American Samoa Gov’t v. Salvage Pacific, Ltd.,




High Court of American Samoa
Trial Division

CA No. 61-83

May 31, 1983


Single ship refloating transaction does not constitute doing business within meaning of statute requiring permit.

GARDNER, Chief Justice.

Defendant moves for an order dismissing this action brought by the Government of American Samoa against a Fijian Corporation. The Government alleges the Defendant was transacting business in the Territory in violation of ASCA section 30.0305 , which provides:

No foreign Corporation may transact any business in American Samoa
without first procuring a permit from the Governor to do so.

Defendant seems to contend, first, that it performed a single salvage operation at the behest of a Korean customer (ie: re-floating a partially sunken fishing boat in Pago Pago harbor). That its work was completed within 8 weeks, and it never intended nor did it in fact undertake any other business in the Territory. That it, in fact only had minimal contact. Defendant argues that ASCA section 30.0305 is intended to regulate businesses which are transacted on a more permanent or regular basis. Furthermore, Defendant contends ASCA section 30.0314 is a penal statute, which therefore should be strictly construed, and it provides only for a violation of the terms of the permit, not for operation without any permit [1ASR2d99] at all.

First then, we must determine whether Defendant was "transacting business" within the meaning of the statute. The term "transacting business" is not susceptible of precise definition automatically resolving every case; each case must be dealt with on its own circumstances to determine if a foreign corporation has engaged in local activity or only in interstate commence. Materials Research Corp. v. Mertron, Inc., 64 N.J. 74, 312 A.2d 147. The concept of minimal contacts for jurisdictional purposes was explored in International Shoe Co. v. State of Washington, 326 U.S. 310. Certainly in the case before us, the Defendant has submitted itself to the jurisdiction of the Courts of this Territory, but was it "doing business?" It would seem not to us and we so hold. In order to require a foreign corporation to qualify under our statute it must do more than perform a single act for a customer within the territory. For additional support the definition of "business" contained in ASCA section 27.0202 specifically exempts casual sales or personal service contracts. Engaging in or carrying on a business" in that same statute is defined as follows: "...on a continuing basis although one act may be sufficient if circumstances show a purpose to continue..." (emphasis added).

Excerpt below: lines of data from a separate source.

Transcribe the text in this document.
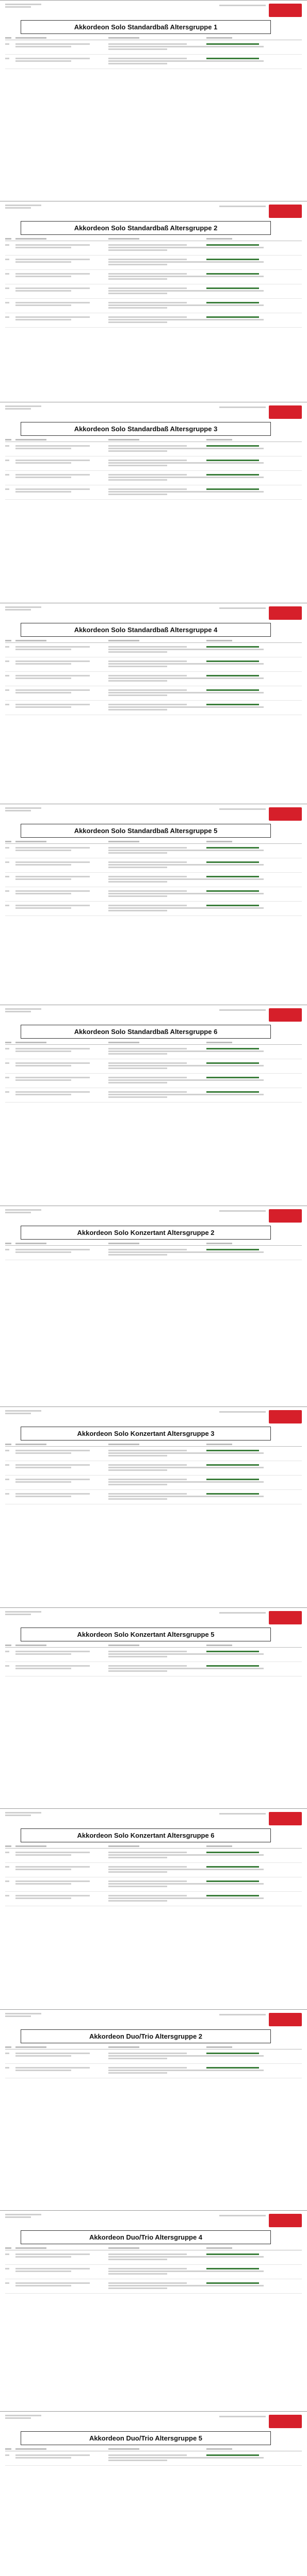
Akkordeon Solo Standardbaß Altersgruppe 1
Akkordeon Solo Standardbaß Altersgruppe 2
Akkordeon Solo Standardbaß Altersgruppe 3
Akkordeon Solo Standardbaß Altersgruppe 4
Akkordeon Solo Standardbaß Altersgruppe 5
Akkordeon Solo Standardbaß Altersgruppe 6
Akkordeon Solo Konzertant Altersgruppe 2
Akkordeon Solo Konzertant Altersgruppe 3
Akkordeon Solo Konzertant Altersgruppe 5
Akkordeon Solo Konzertant Altersgruppe 6
Akkordeon Duo/Trio Altersgruppe 2
Akkordeon Duo/Trio Altersgruppe 4
Akkordeon Duo/Trio Altersgruppe 5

This is not to say that while the Defendant is not required to have obtained a permit under ASCA section 30.0305 it may not have incurred liability as to taxation. The standards there are likely to be quite different. Therefore, the Court will not dismiss the Government's complaint, but will strike those portions alleging a penalty for violation of Title 30 Chapter 03 ASCA and allow the Government 10 days to amend its complaint to state a claim for taxes due on income earned in the Territory.